Tell Kids the Robot is ‘It,’ Not ‘He’
Teaching children to understand AI and robotics is part of a good education today
We are not truly likely to be ruled by AI overlords (as opposed to powerful people using AI.) But even doubtful predictions may be self-fulfilling if enough impressionable people come to believe them. Children, for example.
We adults are aware of the limitations of AI. But if we talk about AI devices as if they were people, children — who often imbue even stuffed toys with complex personalities — may be easily confused.
Sue Shellenbarger, Work & Family columnist at The Wall Street Journal, warns that already, “Many children think robots are smarter than humans or imbue them with magical powers.” While she admits that the “long-term consequences” are still unclear, “an expanding body of research” suggests we need to train children to draw boundaries between “themselves and the technology.”
She notes that MIT researchers have shown that children as young as four years old can, when taught, recognize that they remain “smarter” than a computer that beats them at a game. (Perhaps the fans of AlphaGo should also take the course?)
A Course on the Ethics of AI for Tweens
But we have so embedded computers into our lives that some sources think explicit training is also useful. Journalist Jenny Anderson writes for Quartz in an articled entitled “MIT developed a course to teach tweens about the ethics of AI“:
Not everyone thinks AI deserves special attention for students so young. Some argue that developing kindness, citizenship, or even a foreign language might serve students better than learning AI systems that could be outdated by the time they graduate. But Payne sees middle school as a unique time to start kids understanding the world they live in: it’s around ages 10 to 14 year that kids start to experience higher-level thoughts and deal with complex moral reasoning. And most of them have smartphones loaded with all sorts of AI.
The AI ethics course, developed by MIT graduate research assistant Blakeley H. Payne, teaches that all AI (and computer algorithms) contain decisions made by “stakeholders.” Those hidden decisions affect the results.
Early in the curriculum, the children play “AI Bingo,” which leads them to consider just why Instagram showed them an advertisement or why certain news articles bubbled to the top of their news app. Many of us adults could use the information too. Technology journalist Josh Constine explains that “Instagram relies on machine learning based on your past behavior to create a unique feed for everyone. Even if you follow the exact same accounts as someone else, you’ll get a personalized feed based on how you interact with those accounts.”
At one point, Payne has the children design an algorithm “recipe” to make the “best” peanut butter sandwich. When the children then compare their algorithms they see how each of them defined “best” and the effect it had on the choices offered.
Tips for Training Children to Understand the Place of AI
Computers, even so-called artificially intelligent ones, are just tools — tools that we have made.

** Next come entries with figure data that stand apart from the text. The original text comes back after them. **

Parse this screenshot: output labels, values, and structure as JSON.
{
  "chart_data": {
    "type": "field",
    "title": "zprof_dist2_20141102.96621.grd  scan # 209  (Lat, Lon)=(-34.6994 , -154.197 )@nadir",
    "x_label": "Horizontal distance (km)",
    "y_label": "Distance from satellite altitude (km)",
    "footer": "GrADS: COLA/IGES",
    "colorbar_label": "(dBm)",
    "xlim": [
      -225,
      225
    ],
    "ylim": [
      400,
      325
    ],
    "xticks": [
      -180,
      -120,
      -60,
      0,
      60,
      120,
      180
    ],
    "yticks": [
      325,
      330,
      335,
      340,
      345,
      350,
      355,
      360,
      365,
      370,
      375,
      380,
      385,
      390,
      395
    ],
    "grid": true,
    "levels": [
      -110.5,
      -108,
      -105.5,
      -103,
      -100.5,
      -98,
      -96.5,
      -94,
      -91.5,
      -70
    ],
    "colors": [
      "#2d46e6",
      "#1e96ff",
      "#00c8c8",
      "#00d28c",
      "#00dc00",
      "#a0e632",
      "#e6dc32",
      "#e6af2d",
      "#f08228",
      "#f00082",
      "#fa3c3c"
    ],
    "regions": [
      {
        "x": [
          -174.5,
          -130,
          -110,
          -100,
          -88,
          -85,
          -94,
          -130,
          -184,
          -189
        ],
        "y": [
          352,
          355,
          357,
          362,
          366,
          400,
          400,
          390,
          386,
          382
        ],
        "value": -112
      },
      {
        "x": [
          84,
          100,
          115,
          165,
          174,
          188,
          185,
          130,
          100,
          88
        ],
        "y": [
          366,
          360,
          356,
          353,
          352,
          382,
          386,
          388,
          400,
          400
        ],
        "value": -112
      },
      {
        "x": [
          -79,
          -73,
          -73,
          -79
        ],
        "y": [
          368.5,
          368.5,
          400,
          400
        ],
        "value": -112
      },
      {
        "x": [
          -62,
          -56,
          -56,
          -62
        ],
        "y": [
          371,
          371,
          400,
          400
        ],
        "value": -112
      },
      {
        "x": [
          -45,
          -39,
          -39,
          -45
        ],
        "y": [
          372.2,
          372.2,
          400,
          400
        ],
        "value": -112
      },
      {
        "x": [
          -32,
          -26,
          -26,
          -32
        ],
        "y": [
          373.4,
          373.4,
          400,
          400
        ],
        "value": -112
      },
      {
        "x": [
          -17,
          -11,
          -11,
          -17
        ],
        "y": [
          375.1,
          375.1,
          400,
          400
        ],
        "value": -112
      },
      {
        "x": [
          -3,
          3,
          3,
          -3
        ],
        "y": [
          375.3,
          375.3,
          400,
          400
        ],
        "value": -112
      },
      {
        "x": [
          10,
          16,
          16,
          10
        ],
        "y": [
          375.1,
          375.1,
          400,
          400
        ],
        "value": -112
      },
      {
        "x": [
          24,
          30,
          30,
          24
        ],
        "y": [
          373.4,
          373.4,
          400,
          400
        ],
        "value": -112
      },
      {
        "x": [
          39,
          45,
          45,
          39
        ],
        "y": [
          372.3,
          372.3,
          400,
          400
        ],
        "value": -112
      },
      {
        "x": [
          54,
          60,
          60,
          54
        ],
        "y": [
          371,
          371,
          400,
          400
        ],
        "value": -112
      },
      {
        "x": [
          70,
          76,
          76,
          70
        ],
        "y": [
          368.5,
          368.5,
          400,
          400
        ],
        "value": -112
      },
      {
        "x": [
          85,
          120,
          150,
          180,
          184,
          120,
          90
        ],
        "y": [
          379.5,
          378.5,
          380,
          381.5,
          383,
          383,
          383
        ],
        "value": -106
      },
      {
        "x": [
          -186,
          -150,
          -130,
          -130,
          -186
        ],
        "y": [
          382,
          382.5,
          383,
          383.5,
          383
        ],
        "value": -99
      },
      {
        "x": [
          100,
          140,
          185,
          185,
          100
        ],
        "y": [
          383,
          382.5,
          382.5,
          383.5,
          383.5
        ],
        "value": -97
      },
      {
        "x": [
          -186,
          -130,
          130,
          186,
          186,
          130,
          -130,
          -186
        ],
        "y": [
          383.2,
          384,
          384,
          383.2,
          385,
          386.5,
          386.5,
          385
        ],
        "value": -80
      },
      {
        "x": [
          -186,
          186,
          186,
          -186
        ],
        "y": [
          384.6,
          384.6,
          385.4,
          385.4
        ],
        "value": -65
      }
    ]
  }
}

They are not creative. They are not intelligent. They blindly follow the algorithms — or as Payne says in her course, the “recipes” — we give them.
Shellenbarger ends her column by offering principles for raising an “AI-savvy child” that sound about right to us at MindMatters News. Here are are some, with our own thoughts added:
- Use the pronoun “it” when referring to a robot.
- Be positive about the benefits of AI in general.
- Encourage children to explore how robots are designed and built.
- Help them understand that humans are the source of the AI devices’ intelligence.
- Invite them to consider the ethics of AI design. Should we make sure our bots show politeness and good sportsmanship?
- Encourage skeptical evaluation of the information received via smart toys and devices, just as with information received via the internet. Coming from such sources does not, by itself, make the information any more likely to be true.
- Be cautious about AI-propelled toys marketed as a child’s “best friend.” A teddy bear may be easier to outgrow than a sophisticated device.
Let’s also do our children a favor and challenge the AI-is-superior-to-humans chatter when we hear it. It’s not true and it’s hurtful. And, if we’re not careful, it may be self-fulfilling in some children’s lives.
Brendan Dixon is a software architect and a fellow at the Walter Bradley Center for Natural and Artificial Intelligence.